Not bad for a goalie who saw the bulk of his pre-collegiate work come at the junior B level with the Fairbanks Ice Dogs, now a member of the Tier II Jr. A North American Hockey League.

“I was still playing Junior B when we were making the transition to Jr. A.,” Bartusch recalled. “I was splitting time with Wylie Rogers (who went on to the U.S. National Team Development Program and has committed to Alaska Fairbanks for next season).”

Bartusch could see the writing on the wall.

“He (Rogers) was 16 years old, and I was 19.”

Not wanting to end up on the junior hockey scrapheap, he decided it was time to get on with his life and not pursue a hockey career that probably wasn’t going to happen. “I just wanted to go home and get started with school,” he said.

A graduate of Fairbanks’ West Valley High School, he returned home to Washington, attending night classes at Pierce Community College while working in construction during the day.

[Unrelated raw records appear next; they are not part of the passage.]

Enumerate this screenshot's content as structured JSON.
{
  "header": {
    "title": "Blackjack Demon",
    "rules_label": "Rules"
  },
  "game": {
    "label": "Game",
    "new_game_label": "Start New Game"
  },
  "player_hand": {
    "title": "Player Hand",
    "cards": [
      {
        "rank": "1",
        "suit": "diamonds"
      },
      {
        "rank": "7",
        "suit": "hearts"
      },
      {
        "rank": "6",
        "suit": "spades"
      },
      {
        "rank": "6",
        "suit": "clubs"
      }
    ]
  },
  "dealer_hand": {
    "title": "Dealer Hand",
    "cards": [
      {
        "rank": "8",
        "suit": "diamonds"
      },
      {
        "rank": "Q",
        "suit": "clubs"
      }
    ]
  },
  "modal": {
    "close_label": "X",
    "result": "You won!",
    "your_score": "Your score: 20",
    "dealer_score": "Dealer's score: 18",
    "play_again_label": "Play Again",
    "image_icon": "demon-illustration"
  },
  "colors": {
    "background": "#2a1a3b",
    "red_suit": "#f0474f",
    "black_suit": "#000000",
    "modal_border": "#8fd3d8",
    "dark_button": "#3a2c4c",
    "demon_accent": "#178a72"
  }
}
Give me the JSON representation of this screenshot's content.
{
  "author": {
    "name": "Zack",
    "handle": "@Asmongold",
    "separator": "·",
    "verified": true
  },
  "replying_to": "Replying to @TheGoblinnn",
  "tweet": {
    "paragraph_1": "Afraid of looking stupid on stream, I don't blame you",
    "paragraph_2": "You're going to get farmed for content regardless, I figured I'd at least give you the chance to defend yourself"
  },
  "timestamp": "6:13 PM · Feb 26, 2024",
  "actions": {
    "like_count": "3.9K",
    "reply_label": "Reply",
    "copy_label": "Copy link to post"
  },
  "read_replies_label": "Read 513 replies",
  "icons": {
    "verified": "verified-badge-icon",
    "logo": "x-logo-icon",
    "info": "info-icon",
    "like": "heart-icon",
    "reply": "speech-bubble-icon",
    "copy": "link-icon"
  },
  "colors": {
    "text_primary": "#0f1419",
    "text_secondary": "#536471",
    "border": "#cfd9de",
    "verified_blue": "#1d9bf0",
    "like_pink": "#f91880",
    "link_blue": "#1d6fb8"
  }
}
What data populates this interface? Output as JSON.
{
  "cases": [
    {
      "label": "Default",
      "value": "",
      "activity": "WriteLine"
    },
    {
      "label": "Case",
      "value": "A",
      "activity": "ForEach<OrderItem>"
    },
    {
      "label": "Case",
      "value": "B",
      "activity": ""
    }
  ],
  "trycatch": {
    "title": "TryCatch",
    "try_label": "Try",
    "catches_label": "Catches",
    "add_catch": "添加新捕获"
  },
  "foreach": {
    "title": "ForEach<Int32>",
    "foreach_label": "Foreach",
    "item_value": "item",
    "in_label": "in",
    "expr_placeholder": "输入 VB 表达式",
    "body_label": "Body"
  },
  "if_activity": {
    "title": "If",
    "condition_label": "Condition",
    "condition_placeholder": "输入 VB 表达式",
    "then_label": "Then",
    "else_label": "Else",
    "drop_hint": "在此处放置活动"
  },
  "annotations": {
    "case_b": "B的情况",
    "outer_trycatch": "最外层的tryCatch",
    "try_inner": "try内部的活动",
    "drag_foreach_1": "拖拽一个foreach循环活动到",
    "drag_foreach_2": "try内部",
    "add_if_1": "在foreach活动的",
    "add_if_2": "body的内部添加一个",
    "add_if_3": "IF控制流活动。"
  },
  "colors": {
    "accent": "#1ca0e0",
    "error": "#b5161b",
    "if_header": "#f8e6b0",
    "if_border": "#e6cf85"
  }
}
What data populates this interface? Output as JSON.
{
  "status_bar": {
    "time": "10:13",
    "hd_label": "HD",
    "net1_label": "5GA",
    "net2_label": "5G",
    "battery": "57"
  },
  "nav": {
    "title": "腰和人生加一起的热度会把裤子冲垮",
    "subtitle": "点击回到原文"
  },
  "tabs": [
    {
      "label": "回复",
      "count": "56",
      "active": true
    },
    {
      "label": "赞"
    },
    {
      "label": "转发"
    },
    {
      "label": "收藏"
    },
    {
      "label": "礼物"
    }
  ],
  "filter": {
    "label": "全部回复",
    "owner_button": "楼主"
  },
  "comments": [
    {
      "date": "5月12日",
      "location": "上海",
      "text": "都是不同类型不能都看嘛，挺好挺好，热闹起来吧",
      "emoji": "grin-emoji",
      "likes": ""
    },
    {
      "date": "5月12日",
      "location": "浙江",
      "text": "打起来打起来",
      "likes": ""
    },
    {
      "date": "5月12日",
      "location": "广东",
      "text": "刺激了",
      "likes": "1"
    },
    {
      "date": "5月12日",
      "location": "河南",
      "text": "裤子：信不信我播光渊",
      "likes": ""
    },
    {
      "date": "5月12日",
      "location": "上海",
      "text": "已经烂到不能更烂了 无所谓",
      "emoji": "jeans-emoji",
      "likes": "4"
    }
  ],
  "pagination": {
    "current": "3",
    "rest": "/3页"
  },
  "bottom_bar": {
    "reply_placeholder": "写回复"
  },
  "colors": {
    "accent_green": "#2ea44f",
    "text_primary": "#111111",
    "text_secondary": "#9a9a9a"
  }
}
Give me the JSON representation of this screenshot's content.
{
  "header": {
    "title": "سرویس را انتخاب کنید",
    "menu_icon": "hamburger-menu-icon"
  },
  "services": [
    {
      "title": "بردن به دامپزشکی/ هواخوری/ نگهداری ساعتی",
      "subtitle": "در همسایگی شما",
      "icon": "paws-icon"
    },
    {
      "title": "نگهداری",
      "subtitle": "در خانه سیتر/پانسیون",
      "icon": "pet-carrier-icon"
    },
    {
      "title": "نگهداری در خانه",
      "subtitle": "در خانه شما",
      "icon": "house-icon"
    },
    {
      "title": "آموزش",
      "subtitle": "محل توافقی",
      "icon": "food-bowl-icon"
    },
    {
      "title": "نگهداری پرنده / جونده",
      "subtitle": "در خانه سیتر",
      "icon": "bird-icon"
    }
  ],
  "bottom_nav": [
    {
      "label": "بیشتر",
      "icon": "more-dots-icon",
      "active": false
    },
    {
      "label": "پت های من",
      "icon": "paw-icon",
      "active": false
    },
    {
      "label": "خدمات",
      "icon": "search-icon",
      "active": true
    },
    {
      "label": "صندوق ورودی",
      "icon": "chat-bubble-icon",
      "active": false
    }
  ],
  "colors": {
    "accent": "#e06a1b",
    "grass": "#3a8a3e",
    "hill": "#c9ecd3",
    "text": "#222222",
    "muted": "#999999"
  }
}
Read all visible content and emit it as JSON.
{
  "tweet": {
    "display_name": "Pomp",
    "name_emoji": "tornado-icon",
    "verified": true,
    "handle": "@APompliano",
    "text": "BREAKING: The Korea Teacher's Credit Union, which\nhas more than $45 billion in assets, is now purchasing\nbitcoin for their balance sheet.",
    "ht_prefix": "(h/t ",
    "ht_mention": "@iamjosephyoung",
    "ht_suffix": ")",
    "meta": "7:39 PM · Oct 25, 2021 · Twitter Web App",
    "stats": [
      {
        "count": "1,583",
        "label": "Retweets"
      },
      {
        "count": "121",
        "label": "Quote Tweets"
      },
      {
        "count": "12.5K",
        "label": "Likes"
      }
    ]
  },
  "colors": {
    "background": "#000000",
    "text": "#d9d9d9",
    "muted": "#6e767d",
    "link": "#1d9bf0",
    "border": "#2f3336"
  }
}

He hoped to eventually enroll at Washington State University, though he didn’t plan to play hockey for Wazoo’s club team.

He got a better offer, courtesy of MacMillan, who led the NCAA in scoring during the 1993-94 season along with UAF linemate Dean Fedorchuk, a Hobey Baker Award finalist that year who is currently playing professionally in Denmark.

“I never did think of quitting,“ admitted Bartusch, who kept busy in-line skating and shooting pucks at home, since the closest rink to Graham is some 40 miles away near Seattle. There were no guarantees of playing time once he returned to Fairbanks to play at UAF, as he made just a token appearance at Michigan State his freshman campaign. After last year's Ohio State sweep, he was UAF’s main masked man right up through the Governor’s Cup series to close out the regular season in March.

“That was a huge game,” remembered Bartusch, as UAA came to Fairbanks with just one win all year, that coming in the season opener at UAF. “They were looking to salvage their season, and I didn’t want to let them get their second win.”

Not to worry, as all three UAF netminders saw game action in sweeping the rival Seawolves by 6-4 and 5-0 scores. Bartusch got the win in the opener, a game where he admitted he didn’t feel he played great, but still managed to stop a 2-on-0 with the game tied to help UAF to the victory.

Bartusch’s Cinderella run ended in UAF’s first-round CCHA playoff loss at Michigan State, as the high-flying host Spartans scored three times on six shots in the opener to drive Bartusch from the Nanook net en route to winning the two-game series. UAF still finished with a plus-.500 overall mark for the second straight season (15-14-7), although Bartusch knows he can take nothing for granted, even after finishing 6-1-3 himself with a 2.73 goals-against average and a .912 save percentage.

He’s happy to be doing it in his adopted home of Fairbanks, cold weather and heavy snow and long plane trips and all.

“I love it here,” he admitted. “I love the atmosphere here – it’s a hockey town, and the people here knew me and have always supported me.”

They’ll do it again this season if Bartusch merely duplicates his sophomore success. Unlike Rudy, Tuscher’s story continues.